Katy is busy creating great demand for fusion food at the Washington D.C. farmers’ market. While many eat her award-winning Edamame Kimchee plain, she advocates mixing a few tablespoons with an avocado for a quick take on guacamole, with the kimchee functioning as a salsa replacement. She also uses it on “sandwiches, nachos, toast, burgers, you name it.”
Kimchee is by definition a fusion product, Katy said. “Red chili, one of kimchee’s main ingredients, wasn’t indigenous to Korea,” where kimchee is native, she said. “European traders brought chilies back from the Americas, and they were added to kimchee later.” Her small-scale production is feeling the effects of national attention. A business that originally grew out of her making kimchee for herself in Dubai, where it was unavailable commercially and through her friends asking for jars, has now expanded to a farmers’ market booth.
Right now, Katy is working on balancing kimchee production with the unveiling of new products from Artisanal Soy. Though she is working on scaling up production and distribution, she is also happily enjoying her other products. The versatility seen in her kimchee usage also comes into play with her other products — she eats Artisanal Soy Granola all day, as cereal for breakfast and as an ice cream topping for after-dinner dessert.

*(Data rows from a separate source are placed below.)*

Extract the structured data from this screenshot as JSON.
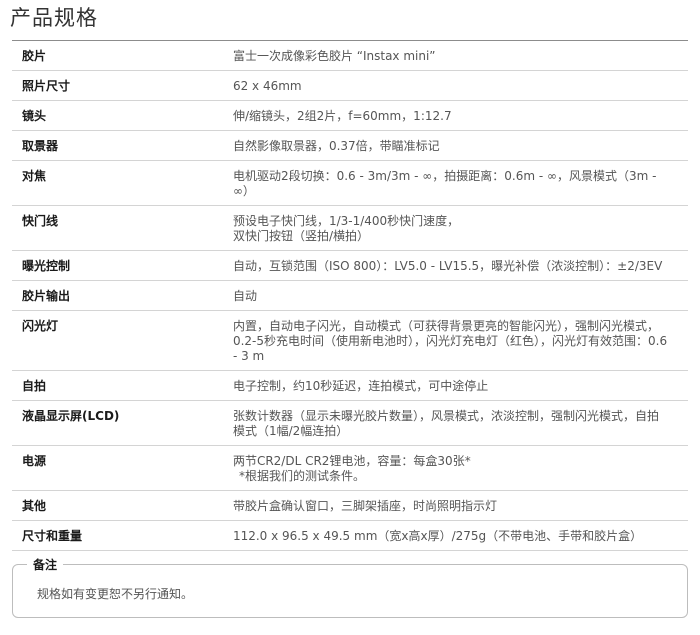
{
  "page_title": "产品规格",
  "specs": [
    {
      "label": "胶片",
      "lines": [
        "富士一次成像彩色胶片 “Instax mini”"
      ]
    },
    {
      "label": "照片尺寸",
      "lines": [
        "62 x 46mm"
      ]
    },
    {
      "label": "镜头",
      "lines": [
        "伸/缩镜头，2组2片，f=60mm，1:12.7"
      ]
    },
    {
      "label": "取景器",
      "lines": [
        "自然影像取景器，0.37倍，带瞄准标记"
      ]
    },
    {
      "label": "对焦",
      "lines": [
        "电机驱动2段切换：0.6 - 3m/3m - ∞，拍摄距离：0.6m - ∞，风景模式（3m -",
        "∞）"
      ]
    },
    {
      "label": "快门线",
      "lines": [
        "预设电子快门线，1/3-1/400秒快门速度，",
        "双快门按钮（竖拍/横拍）"
      ]
    },
    {
      "label": "曝光控制",
      "lines": [
        "自动，互锁范围（ISO 800）：LV5.0 - LV15.5，曝光补偿（浓淡控制）：±2/3EV"
      ]
    },
    {
      "label": "胶片输出",
      "lines": [
        "自动"
      ]
    },
    {
      "label": "闪光灯",
      "lines": [
        "内置，自动电子闪光，自动模式（可获得背景更亮的智能闪光），强制闪光模式，",
        "0.2-5秒充电时间（使用新电池时），闪光灯充电灯（红色），闪光灯有效范围：0.6",
        "- 3 m"
      ]
    },
    {
      "label": "自拍",
      "lines": [
        "电子控制，约10秒延迟，连拍模式，可中途停止"
      ]
    },
    {
      "label": "液晶显示屏(LCD)",
      "lines": [
        "张数计数器（显示未曝光胶片数量），风景模式，浓淡控制，强制闪光模式，自拍",
        "模式（1幅/2幅连拍）"
      ]
    },
    {
      "label": "电源",
      "lines": [
        "两节CR2/DL CR2锂电池，容量：每盒30张*"
      ],
      "note": "*根据我们的测试条件。"
    },
    {
      "label": "其他",
      "lines": [
        "带胶片盒确认窗口，三脚架插座，时尚照明指示灯"
      ]
    },
    {
      "label": "尺寸和重量",
      "lines": [
        "112.0 x 96.5 x 49.5 mm（宽x高x厚）/275g（不带电池、手带和胶片盒）"
      ]
    }
  ],
  "remark": {
    "legend": "备注",
    "text": "规格如有变更恕不另行通知。"
  }
}
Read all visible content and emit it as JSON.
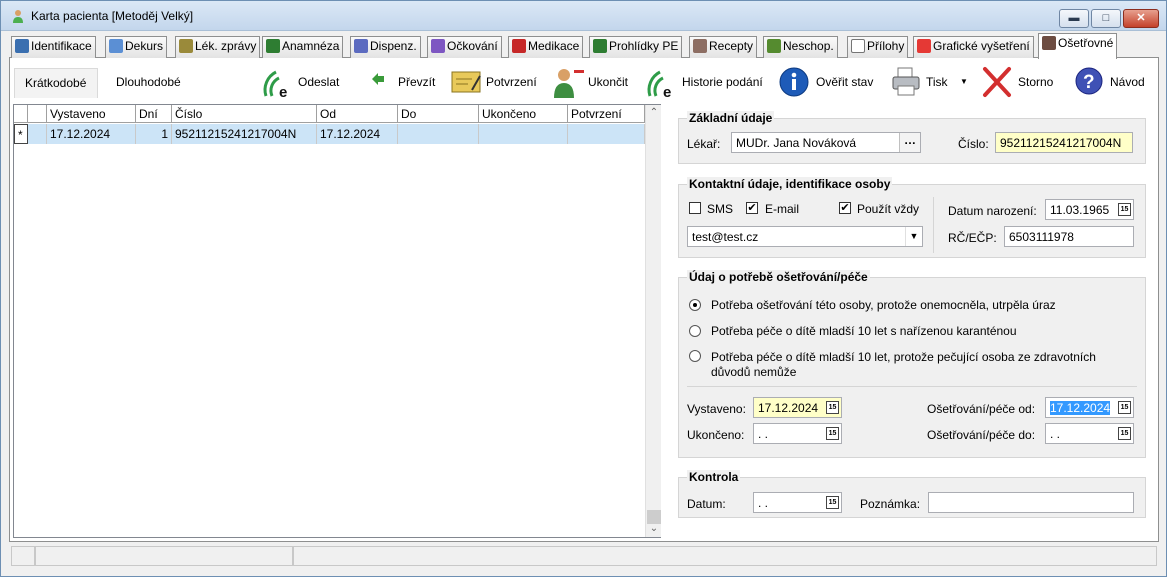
{
  "window": {
    "title": "Karta pacienta [Metoděj Velký]",
    "min_icon": "minimize-icon",
    "max_icon": "maximize-icon",
    "close_icon": "close-icon"
  },
  "tabs": [
    {
      "label": "Identifikace",
      "icon": "id-card-icon",
      "color": "#3a6fb0"
    },
    {
      "label": "Dekurs",
      "icon": "document-icon",
      "color": "#5b8fd4"
    },
    {
      "label": "Lék. zprávy",
      "icon": "report-icon",
      "color": "#9a8a3a"
    },
    {
      "label": "Anamnéza",
      "icon": "dna-icon",
      "color": "#2e7d32"
    },
    {
      "label": "Dispenz.",
      "icon": "people-icon",
      "color": "#5c6bc0"
    },
    {
      "label": "Očkování",
      "icon": "syringe-icon",
      "color": "#7e57c2"
    },
    {
      "label": "Medikace",
      "icon": "medication-icon",
      "color": "#c62828"
    },
    {
      "label": "Prohlídky PE",
      "icon": "stethoscope-icon",
      "color": "#2e7d32"
    },
    {
      "label": "Recepty",
      "icon": "prescription-icon",
      "color": "#8d6e63"
    },
    {
      "label": "Neschop.",
      "icon": "sick-person-icon",
      "color": "#558b2f"
    },
    {
      "label": "Přílohy",
      "icon": "paperclip-icon",
      "color": "#757575"
    },
    {
      "label": "Grafické vyšetření",
      "icon": "palette-icon",
      "color": "#e53935"
    },
    {
      "label": "Ošetřovné",
      "icon": "nursing-icon",
      "color": "#6d4c41"
    }
  ],
  "subtabs": [
    "Krátkodobé",
    "Dlouhodobé"
  ],
  "toolbar": {
    "odeslat": "Odeslat",
    "prevzit": "Převzít",
    "potvrzeni": "Potvrzení",
    "ukoncit": "Ukončit",
    "historie": "Historie podání",
    "overit": "Ověřit stav",
    "tisk": "Tisk",
    "storno": "Storno",
    "navod": "Návod"
  },
  "grid": {
    "columns": [
      "Vystaveno",
      "Dní",
      "Číslo",
      "Od",
      "Do",
      "Ukončeno",
      "Potvrzení"
    ],
    "rows": [
      {
        "marker": "*",
        "cells": [
          "17.12.2024",
          "1",
          "95211215241217004N",
          "17.12.2024",
          "",
          "",
          ""
        ]
      }
    ]
  },
  "zakladni": {
    "legend": "Základní údaje",
    "lekar_label": "Lékař:",
    "lekar_value": "MUDr. Jana Nováková",
    "cislo_label": "Číslo:",
    "cislo_value": "95211215241217004N"
  },
  "kontakt": {
    "legend": "Kontaktní údaje, identifikace osoby",
    "sms_label": "SMS",
    "email_label": "E-mail",
    "pouzit_label": "Použít vždy",
    "sms_checked": false,
    "email_checked": true,
    "pouzit_checked": true,
    "email_value": "test@test.cz",
    "datum_label": "Datum narození:",
    "datum_value": "11.03.1965",
    "rc_label": "RČ/EČP:",
    "rc_value": "6503111978"
  },
  "udaj": {
    "legend": "Údaj o potřebě ošetřování/péče",
    "options": [
      "Potřeba ošetřování této osoby, protože onemocněla, utrpěla úraz",
      "Potřeba péče o dítě mladší 10 let s nařízenou karanténou",
      "Potřeba péče o dítě mladší 10 let, protože pečující osoba ze zdravotních",
      "důvodů nemůže"
    ],
    "selected_option": 0,
    "vystaveno_label": "Vystaveno:",
    "vystaveno_value": "17.12.2024",
    "ukonceno_label": "Ukončeno:",
    "ukonceno_value": " .  .",
    "od_label": "Ošetřování/péče od:",
    "od_value": "17.12.2024",
    "do_label": "Ošetřování/péče do:",
    "do_value": " .  ."
  },
  "kontrola": {
    "legend": "Kontrola",
    "datum_label": "Datum:",
    "datum_value": " .  .",
    "poznamka_label": "Poznámka:",
    "poznamka_value": ""
  },
  "calendar_glyph": "15"
}
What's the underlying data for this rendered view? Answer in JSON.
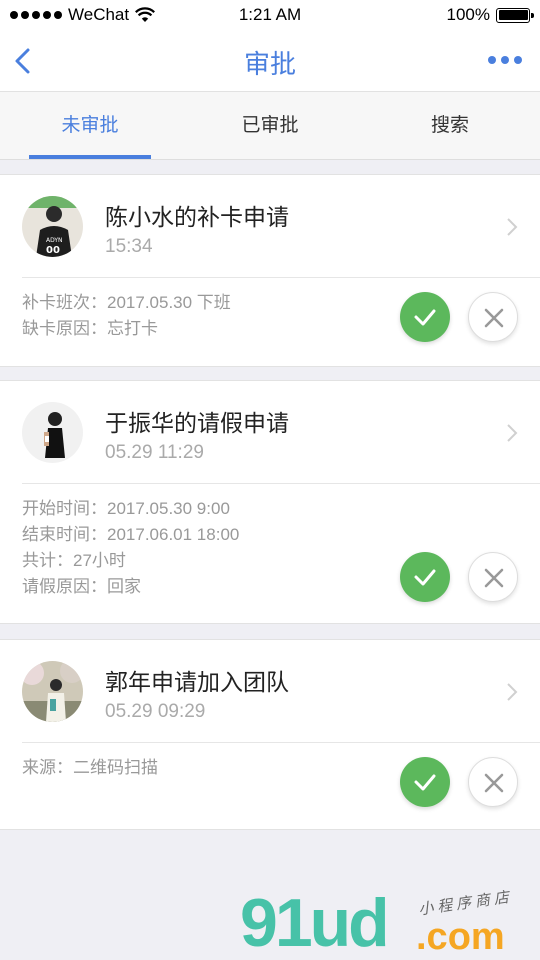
{
  "status_bar": {
    "carrier": "WeChat",
    "time": "1:21 AM",
    "battery": "100%",
    "battery_level": 1.0
  },
  "nav": {
    "title": "审批",
    "back_icon": "chevron-left-icon",
    "more_icon": "more-dots-icon",
    "accent_color": "#4a7fde"
  },
  "tabs": [
    {
      "label": "未审批",
      "active": true
    },
    {
      "label": "已审批",
      "active": false
    },
    {
      "label": "搜索",
      "active": false
    }
  ],
  "requests": [
    {
      "title": "陈小水的补卡申请",
      "time": "15:34",
      "details": [
        "补卡班次：2017.05.30 下班",
        "缺卡原因：忘打卡"
      ]
    },
    {
      "title": "于振华的请假申请",
      "time": "05.29 11:29",
      "details": [
        "开始时间：2017.05.30 9:00",
        "结束时间：2017.06.01 18:00",
        "共计：27小时",
        "请假原因：回家"
      ]
    },
    {
      "title": "郭年申请加入团队",
      "time": "05.29 09:29",
      "details": [
        "来源：二维码扫描"
      ]
    }
  ],
  "actions": {
    "approve_icon": "checkmark-icon",
    "reject_icon": "close-icon",
    "approve_color": "#5cb85c"
  },
  "watermark": {
    "brand": "91ud",
    "suffix": ".com",
    "tagline": "小程序商店"
  }
}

For Katy, regional influence comes in the form of diverse people and international cultures that all come to the table in the Washington D.C. area. She uses all natural and local ingredients from farms in Maryland, Virginia and Pennsylvania. Additionally, she’s become pretty active at the farmers market, filming a web show and podcast called “2mrkt 2mrkt,” highlighting what’s in season locally, speaking with the farmers and sharing recipes.